You can find the AUC value for a particular model in its ROC curve in the model summary (see the image of the ROC curve in the previous section with text ROC Curve (AUC = 0.619).

Feature Importance

This method is available for binary classification and numerical prediction models.

This chart visualizes the importance (weight) of each feature in the model according to its significance in creating the final model. In regression models (numerical predictions), each of these weights represents the amount by which the response variable would be changed, when the respective predictor variable is increased by one unit. By looking at this chart you can make decisions for feature selection. This chart type is available for both binary classification and numerical prediction models.

Predicted vs Actual

This method is available for binary classification and multi class classification models.

This chart plots the data points according to the correctness of the classification. You can select two dataset features to be visualized and the plot will display data distribution with the classification accuracy (correct/incorrect) for each point.

MSE

This method is available for numerical prediction models.

MSE (Mean Squared Error) is the average of the squared errors of the prediction. An error is the difference between the actual value and the predicted value. Therefore, a better performing model should have a comparatively lower MSE. This metric is widely used to evaluate the accuracy of numerical prediction models. You can find this metric for numerical prediction models in the model summary as shown in the above image.

Residual Plot

This method is available for numerical prediction models.

Residual plot shows the residuals on the y-axis and a predictor variable (feature) on the x-axis. A residual is defined as the difference between the observed (actual) value and the predicted value of the response variable.
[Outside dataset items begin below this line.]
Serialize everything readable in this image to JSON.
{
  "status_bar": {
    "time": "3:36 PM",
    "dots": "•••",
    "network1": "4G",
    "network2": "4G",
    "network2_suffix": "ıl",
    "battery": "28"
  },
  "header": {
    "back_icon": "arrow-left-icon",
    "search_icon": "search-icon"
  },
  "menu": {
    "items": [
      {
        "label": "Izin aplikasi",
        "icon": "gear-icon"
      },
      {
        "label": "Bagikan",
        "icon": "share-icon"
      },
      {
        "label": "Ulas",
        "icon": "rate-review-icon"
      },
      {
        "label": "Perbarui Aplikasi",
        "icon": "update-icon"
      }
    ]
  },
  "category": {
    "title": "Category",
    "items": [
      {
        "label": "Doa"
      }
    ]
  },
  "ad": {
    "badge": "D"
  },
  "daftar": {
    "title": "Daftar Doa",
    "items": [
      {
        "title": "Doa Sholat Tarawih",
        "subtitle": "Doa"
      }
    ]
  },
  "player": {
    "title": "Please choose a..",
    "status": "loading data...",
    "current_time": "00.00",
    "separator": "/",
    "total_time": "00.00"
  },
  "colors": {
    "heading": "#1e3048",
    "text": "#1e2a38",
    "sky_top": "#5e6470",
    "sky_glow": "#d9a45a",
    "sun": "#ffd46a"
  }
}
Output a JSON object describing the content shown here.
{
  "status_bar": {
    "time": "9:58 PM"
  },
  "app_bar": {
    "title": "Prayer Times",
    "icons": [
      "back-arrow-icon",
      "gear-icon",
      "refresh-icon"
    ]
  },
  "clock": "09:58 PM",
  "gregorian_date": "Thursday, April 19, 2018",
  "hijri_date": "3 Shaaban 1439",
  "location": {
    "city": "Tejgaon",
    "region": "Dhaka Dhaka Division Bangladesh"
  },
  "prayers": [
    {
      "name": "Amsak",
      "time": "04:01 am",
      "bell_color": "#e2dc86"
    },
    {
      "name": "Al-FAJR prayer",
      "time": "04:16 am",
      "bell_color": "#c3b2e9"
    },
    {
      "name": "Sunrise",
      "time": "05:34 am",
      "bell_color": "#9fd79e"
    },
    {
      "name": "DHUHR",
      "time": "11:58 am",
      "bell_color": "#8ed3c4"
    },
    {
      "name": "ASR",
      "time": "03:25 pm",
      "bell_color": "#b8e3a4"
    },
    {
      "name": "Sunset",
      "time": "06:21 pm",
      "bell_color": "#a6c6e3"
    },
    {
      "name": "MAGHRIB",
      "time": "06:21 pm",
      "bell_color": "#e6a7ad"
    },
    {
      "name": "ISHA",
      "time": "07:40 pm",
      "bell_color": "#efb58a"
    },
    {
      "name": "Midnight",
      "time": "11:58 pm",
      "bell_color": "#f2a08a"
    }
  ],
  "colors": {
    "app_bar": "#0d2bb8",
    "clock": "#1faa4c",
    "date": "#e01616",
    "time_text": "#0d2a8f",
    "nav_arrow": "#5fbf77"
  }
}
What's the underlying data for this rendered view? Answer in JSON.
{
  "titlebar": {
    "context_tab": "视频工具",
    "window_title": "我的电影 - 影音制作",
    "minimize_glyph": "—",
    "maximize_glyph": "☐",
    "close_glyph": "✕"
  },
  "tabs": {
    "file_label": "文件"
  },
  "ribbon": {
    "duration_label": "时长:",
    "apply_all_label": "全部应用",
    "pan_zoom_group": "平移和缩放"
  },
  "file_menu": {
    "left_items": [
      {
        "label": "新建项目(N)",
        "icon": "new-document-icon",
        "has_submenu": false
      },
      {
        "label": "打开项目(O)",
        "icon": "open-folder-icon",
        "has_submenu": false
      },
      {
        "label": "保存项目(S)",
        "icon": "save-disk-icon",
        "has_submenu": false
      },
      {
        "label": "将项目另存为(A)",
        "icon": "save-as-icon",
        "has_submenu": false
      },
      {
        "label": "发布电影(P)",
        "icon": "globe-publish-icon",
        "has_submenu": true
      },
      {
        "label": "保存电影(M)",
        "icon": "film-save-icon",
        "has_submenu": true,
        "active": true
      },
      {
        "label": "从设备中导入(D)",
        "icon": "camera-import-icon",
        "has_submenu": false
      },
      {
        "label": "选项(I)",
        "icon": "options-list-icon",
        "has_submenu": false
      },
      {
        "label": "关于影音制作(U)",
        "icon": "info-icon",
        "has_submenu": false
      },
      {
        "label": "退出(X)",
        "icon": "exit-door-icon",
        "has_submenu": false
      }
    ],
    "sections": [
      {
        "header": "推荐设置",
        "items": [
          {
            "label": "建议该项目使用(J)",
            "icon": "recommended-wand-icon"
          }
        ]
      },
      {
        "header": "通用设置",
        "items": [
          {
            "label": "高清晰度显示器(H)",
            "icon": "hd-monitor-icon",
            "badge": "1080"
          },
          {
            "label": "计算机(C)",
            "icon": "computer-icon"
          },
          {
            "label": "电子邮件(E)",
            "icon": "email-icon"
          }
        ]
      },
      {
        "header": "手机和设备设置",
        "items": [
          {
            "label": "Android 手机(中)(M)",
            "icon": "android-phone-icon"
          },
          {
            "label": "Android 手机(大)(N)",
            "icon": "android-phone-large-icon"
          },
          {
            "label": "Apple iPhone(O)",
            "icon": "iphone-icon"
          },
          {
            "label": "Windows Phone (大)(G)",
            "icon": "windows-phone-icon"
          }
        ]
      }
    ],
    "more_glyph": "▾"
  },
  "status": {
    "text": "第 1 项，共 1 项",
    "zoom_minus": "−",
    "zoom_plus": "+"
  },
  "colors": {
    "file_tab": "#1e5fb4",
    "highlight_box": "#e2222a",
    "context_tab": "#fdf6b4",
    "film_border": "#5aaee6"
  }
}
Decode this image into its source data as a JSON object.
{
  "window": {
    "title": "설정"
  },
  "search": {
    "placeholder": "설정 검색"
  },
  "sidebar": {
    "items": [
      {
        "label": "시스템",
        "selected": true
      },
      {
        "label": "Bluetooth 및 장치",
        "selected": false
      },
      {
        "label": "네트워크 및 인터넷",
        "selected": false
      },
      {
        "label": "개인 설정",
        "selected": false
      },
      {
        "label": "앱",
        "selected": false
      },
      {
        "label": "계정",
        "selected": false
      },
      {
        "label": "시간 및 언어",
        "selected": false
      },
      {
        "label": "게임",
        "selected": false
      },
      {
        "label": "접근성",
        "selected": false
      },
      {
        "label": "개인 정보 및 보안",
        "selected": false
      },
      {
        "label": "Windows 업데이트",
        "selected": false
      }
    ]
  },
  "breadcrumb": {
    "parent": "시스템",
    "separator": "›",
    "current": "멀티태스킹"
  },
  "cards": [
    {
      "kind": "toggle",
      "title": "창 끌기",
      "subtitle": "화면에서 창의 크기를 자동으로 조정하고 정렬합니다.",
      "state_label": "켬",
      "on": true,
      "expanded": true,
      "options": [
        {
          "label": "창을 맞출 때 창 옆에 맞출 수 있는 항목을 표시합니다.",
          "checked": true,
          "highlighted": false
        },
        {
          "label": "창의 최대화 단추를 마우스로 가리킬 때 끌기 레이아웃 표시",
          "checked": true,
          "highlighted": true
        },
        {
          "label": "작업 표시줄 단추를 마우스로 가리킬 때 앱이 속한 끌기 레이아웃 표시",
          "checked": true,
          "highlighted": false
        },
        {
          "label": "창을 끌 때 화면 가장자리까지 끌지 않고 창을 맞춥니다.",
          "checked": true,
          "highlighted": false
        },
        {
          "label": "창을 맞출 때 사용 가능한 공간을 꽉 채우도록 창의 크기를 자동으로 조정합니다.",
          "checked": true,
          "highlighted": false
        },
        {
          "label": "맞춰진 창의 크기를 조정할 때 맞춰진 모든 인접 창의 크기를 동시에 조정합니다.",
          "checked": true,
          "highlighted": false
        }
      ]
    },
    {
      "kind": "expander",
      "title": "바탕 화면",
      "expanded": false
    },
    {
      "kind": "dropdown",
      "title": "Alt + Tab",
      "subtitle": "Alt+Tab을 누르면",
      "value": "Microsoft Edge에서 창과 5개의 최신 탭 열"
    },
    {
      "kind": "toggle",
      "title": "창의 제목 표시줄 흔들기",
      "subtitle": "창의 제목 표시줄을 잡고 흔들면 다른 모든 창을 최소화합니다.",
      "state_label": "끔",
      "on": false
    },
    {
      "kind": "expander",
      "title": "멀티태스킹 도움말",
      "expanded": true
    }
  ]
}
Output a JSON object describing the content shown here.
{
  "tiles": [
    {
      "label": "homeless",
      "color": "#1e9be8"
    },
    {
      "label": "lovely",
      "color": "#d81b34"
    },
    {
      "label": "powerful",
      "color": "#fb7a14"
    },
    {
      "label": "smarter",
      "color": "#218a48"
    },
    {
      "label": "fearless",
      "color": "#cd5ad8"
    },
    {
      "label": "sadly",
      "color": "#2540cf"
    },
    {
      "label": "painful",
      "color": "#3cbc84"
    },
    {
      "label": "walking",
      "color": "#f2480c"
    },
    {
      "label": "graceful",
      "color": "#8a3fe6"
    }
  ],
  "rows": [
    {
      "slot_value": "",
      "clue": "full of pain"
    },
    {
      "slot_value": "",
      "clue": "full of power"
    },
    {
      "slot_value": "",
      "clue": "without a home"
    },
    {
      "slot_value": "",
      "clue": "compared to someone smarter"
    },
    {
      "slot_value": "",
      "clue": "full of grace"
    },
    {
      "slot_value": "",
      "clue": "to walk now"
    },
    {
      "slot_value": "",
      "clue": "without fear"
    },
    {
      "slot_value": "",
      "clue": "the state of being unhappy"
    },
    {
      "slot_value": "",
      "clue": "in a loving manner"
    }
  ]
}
A model can be considered accurate then the residual points are:

Randomly distributed (do not form a pattern)
Centered around zero on the vertical axis (indicating that, there are equal numbers of positive and negative values)
Precisely distributed around zero in the vertical axis (indicating that there are no very large positive or negative residual values)

If the above conditions are not satisfied, it is possible that there are some missing/hidden factors/predictor variables that have not been taken into account. Residual plot is available for numerical prediction models. You can select a dataset feature to be plotted with its residuals.